Paying for the guest's night at the alternative hotel shows up on the 
bottom line, of course, especially when it's on the scale of 25 rooms.

But, again, it has no compensatory value to the displaced and 
inconvenienced guest.  The cost that should be incurred should be to 
counteract the considerable inconvenience to the guest(s).  This is made 
a bit more interesting by the fact that business guests typically aren't 
paying for their room; so comp'ing them the cost of the room doesn't 
make /the guest/ better, it makes their company better.

> Moreover, they're _really_ costs that affect the front office manager,
> whose very job depends on skating exactly on the line of ensuring both
> high occupancy and high room revenue while not ending up with hard or
> soft costs (roughly, money to another hotel or a dissatisfied guest).

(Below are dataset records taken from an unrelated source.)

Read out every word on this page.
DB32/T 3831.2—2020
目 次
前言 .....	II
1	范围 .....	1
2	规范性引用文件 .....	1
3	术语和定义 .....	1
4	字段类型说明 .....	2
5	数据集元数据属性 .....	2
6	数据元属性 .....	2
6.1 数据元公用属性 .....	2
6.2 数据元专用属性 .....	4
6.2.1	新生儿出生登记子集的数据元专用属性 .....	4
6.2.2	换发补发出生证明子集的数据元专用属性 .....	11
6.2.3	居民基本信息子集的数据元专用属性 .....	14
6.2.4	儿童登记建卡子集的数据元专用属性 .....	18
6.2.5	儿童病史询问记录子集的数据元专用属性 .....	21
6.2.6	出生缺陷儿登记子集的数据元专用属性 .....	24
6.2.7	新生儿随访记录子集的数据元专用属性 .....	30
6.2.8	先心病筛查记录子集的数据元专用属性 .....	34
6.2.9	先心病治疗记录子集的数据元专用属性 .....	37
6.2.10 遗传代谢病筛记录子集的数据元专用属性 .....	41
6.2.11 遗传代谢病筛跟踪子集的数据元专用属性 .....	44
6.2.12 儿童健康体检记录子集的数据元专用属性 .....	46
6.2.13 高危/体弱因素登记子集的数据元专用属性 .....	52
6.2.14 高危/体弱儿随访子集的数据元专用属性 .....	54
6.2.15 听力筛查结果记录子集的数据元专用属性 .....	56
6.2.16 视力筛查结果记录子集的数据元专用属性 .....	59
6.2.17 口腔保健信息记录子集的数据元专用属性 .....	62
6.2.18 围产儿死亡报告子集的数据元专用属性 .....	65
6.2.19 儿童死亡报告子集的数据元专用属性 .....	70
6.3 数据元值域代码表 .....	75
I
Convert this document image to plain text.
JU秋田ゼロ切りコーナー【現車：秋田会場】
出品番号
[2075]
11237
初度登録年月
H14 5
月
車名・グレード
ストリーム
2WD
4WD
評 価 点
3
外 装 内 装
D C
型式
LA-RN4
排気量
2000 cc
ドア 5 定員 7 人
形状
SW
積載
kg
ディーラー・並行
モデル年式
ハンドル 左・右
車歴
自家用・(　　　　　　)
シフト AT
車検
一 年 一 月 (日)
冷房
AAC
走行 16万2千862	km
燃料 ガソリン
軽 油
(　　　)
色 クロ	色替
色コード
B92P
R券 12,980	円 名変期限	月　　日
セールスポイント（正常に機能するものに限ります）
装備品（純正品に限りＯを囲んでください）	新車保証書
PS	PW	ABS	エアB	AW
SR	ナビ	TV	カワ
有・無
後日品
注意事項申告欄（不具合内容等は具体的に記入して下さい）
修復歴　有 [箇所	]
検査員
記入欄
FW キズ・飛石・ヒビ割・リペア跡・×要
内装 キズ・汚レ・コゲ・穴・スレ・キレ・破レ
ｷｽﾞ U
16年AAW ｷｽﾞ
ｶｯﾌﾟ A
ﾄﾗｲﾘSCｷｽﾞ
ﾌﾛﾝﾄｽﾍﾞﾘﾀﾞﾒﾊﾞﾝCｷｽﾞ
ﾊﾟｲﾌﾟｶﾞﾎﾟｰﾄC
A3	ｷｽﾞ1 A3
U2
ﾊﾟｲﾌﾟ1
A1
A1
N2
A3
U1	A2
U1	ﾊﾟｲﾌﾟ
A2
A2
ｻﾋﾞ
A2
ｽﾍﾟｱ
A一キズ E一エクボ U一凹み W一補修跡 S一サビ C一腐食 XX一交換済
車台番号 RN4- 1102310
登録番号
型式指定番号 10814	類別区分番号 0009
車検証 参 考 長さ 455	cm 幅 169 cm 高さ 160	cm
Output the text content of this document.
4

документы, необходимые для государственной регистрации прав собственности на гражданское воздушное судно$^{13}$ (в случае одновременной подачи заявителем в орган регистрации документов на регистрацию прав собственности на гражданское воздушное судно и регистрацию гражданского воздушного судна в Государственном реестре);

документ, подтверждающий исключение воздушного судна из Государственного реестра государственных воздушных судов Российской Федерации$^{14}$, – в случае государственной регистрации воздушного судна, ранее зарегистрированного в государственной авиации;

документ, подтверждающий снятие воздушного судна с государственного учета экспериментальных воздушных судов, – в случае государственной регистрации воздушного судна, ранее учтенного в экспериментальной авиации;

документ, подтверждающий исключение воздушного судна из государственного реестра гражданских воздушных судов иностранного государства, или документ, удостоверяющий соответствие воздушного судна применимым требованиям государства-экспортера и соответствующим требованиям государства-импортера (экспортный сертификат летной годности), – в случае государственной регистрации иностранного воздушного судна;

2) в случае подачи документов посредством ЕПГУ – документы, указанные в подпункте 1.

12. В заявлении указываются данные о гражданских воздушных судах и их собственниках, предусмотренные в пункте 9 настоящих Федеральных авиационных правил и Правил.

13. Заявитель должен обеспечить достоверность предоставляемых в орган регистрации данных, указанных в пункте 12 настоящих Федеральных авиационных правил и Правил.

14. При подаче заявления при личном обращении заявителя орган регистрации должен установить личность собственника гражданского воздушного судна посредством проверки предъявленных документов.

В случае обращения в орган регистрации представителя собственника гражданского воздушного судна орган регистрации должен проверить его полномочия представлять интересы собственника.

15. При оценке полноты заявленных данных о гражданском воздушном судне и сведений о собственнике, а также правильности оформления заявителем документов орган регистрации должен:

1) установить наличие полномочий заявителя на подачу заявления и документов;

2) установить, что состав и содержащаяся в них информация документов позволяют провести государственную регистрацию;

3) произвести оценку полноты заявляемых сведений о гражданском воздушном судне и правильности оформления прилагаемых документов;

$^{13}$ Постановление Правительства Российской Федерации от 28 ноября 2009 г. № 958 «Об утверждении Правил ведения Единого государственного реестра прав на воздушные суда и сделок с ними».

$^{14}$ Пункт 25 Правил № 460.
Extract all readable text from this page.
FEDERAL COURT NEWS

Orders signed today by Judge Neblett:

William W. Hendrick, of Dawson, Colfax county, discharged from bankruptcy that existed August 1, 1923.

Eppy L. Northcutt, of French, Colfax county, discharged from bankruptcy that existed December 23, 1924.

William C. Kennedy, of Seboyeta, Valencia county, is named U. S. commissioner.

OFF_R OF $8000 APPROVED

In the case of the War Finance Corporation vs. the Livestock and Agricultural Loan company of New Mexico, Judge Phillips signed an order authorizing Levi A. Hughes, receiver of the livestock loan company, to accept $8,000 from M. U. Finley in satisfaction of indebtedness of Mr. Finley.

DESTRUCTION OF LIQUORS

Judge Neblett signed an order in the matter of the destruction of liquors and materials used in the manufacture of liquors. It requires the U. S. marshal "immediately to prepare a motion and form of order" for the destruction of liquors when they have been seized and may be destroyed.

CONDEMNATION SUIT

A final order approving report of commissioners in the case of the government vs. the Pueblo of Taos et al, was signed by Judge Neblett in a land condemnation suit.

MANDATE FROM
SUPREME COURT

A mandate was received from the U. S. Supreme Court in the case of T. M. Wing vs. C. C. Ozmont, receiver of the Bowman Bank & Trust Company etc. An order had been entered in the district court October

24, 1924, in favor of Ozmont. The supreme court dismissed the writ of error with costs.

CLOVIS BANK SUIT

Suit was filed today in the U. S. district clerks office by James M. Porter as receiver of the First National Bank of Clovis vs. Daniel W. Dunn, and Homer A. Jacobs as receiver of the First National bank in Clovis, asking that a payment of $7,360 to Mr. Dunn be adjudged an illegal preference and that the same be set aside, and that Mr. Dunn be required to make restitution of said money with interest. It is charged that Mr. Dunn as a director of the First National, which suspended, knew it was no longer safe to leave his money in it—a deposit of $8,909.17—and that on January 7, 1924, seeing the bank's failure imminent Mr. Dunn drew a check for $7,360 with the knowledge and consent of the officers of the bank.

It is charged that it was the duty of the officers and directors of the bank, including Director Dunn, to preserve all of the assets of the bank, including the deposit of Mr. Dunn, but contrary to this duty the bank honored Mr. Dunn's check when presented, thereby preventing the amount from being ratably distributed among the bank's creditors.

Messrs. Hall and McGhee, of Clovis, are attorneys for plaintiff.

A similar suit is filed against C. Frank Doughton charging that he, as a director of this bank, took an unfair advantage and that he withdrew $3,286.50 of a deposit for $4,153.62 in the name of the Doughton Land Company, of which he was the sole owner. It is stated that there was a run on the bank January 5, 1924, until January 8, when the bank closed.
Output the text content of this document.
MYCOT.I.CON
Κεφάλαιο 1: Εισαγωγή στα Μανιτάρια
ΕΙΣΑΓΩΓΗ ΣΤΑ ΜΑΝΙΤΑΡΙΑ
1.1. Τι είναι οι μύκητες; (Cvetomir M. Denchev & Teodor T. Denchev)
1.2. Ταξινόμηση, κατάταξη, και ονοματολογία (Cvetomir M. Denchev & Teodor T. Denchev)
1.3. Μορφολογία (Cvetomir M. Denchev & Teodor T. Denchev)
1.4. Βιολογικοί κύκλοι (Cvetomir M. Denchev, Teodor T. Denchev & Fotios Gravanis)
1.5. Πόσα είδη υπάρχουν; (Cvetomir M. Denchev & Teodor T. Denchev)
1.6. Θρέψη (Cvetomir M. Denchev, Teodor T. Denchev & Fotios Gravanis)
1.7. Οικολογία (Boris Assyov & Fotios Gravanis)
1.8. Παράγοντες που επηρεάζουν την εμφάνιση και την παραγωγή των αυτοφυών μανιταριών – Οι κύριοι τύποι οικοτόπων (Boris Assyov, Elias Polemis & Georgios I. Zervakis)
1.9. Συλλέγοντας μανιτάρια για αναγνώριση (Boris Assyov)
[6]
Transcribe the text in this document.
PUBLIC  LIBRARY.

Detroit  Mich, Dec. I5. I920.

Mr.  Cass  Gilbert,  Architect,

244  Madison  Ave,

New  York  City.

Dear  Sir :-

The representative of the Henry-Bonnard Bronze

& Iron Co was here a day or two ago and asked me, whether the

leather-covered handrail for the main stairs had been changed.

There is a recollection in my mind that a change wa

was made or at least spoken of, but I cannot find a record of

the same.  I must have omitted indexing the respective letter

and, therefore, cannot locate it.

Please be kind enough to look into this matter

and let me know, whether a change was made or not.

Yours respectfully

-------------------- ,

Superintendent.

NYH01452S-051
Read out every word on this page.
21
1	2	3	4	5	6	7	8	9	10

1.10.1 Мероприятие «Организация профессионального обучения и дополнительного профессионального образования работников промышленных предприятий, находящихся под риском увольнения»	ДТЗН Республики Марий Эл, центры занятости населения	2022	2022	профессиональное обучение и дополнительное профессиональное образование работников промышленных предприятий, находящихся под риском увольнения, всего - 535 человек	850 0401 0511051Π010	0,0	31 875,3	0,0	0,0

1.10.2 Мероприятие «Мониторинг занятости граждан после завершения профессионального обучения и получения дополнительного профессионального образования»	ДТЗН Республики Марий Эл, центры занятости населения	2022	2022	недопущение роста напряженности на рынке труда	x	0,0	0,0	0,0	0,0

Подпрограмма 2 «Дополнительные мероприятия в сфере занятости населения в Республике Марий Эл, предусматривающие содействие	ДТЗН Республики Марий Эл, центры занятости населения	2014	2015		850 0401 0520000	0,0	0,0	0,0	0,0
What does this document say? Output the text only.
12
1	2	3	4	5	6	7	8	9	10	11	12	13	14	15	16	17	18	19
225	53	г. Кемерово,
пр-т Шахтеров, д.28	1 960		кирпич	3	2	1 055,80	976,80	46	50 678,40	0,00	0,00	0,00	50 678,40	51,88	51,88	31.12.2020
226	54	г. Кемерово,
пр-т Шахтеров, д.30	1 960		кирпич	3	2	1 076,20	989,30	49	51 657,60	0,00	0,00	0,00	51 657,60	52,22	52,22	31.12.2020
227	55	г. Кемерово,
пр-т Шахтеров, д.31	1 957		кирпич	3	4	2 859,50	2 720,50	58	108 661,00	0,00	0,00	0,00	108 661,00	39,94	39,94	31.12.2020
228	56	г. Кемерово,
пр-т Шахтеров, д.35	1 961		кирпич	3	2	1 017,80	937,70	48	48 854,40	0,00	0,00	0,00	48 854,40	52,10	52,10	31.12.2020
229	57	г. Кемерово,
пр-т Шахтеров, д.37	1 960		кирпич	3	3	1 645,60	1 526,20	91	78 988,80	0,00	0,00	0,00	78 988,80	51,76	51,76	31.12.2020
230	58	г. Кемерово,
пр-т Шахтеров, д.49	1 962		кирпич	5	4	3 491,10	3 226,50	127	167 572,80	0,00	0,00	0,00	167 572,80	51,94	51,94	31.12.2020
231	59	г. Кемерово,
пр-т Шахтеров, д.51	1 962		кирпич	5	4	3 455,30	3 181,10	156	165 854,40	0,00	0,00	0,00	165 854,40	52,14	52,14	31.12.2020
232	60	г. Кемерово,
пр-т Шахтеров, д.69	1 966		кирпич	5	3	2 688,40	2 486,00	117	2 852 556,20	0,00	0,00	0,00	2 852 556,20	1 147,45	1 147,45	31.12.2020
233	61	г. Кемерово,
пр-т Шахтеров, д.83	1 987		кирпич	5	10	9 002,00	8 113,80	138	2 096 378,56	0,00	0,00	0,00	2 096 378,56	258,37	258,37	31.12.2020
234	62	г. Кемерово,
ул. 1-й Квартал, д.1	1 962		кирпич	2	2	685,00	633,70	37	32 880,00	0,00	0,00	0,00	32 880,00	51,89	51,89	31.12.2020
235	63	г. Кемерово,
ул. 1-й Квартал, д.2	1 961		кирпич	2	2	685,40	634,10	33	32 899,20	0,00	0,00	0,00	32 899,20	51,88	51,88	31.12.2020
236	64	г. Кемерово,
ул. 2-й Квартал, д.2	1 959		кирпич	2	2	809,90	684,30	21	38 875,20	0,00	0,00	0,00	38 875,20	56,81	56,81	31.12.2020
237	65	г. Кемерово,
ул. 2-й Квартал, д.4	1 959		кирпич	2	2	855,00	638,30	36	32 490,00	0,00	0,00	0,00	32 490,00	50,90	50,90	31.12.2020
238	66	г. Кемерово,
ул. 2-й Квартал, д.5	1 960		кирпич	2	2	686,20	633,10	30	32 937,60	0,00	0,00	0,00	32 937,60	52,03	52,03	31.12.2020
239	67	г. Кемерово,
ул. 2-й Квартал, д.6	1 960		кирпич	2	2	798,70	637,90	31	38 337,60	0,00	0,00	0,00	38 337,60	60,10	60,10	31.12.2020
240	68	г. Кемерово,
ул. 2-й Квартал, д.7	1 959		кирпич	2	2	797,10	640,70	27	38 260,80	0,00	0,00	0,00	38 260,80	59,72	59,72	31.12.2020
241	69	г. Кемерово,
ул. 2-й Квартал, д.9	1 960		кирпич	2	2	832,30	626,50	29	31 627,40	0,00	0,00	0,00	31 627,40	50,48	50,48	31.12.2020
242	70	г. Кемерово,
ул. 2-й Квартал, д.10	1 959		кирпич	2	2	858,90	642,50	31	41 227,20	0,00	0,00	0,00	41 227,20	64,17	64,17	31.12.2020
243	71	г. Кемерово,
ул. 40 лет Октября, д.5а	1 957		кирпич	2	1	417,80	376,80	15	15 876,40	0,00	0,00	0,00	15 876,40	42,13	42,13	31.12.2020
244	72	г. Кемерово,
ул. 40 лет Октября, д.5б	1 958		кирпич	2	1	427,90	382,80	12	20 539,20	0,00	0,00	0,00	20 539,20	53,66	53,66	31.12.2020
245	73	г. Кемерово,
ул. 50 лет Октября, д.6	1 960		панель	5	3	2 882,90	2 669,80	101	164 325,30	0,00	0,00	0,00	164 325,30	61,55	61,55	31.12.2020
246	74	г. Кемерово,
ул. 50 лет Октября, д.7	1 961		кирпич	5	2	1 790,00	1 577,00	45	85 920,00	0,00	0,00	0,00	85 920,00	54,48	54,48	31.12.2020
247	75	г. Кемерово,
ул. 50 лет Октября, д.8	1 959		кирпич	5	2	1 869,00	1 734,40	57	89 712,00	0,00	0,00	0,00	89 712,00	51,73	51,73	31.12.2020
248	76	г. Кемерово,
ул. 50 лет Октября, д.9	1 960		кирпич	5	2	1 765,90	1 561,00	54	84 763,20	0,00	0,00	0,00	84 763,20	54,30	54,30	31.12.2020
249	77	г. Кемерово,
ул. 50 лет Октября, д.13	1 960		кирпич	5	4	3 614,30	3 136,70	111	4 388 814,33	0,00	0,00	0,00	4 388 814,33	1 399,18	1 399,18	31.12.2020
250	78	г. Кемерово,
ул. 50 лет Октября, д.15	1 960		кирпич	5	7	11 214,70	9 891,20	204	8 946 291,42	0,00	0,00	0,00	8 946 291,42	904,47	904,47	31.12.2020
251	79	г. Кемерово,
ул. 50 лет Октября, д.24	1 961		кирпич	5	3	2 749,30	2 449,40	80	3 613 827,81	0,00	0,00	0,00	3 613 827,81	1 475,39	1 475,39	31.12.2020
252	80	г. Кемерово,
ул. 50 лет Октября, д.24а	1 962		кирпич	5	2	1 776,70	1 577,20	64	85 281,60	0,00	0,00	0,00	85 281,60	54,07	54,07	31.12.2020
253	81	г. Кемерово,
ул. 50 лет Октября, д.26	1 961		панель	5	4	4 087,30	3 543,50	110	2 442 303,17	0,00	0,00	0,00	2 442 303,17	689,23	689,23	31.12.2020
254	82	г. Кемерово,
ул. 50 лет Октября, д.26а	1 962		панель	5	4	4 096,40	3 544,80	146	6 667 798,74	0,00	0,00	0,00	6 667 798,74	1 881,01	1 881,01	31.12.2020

Fair point.  What's missing is counteracting the inconvenience to the 

>> That the error seems to be happening more than once suggests that
>> our contracts are not forceful enough.
> Actually, it suggests that we're paying room rates in the lower end of
> the scale.  Hotels are _always_ going to walk the people that
> represent the lowest likely overall room revenue, just like any other
> economic agent.

As I said, it sounds as if our contract doesn't establish incentives 
well enough.  In this case that means making sure the hotel doesn't 
evaluate failure to honor the reservation in the way you describe.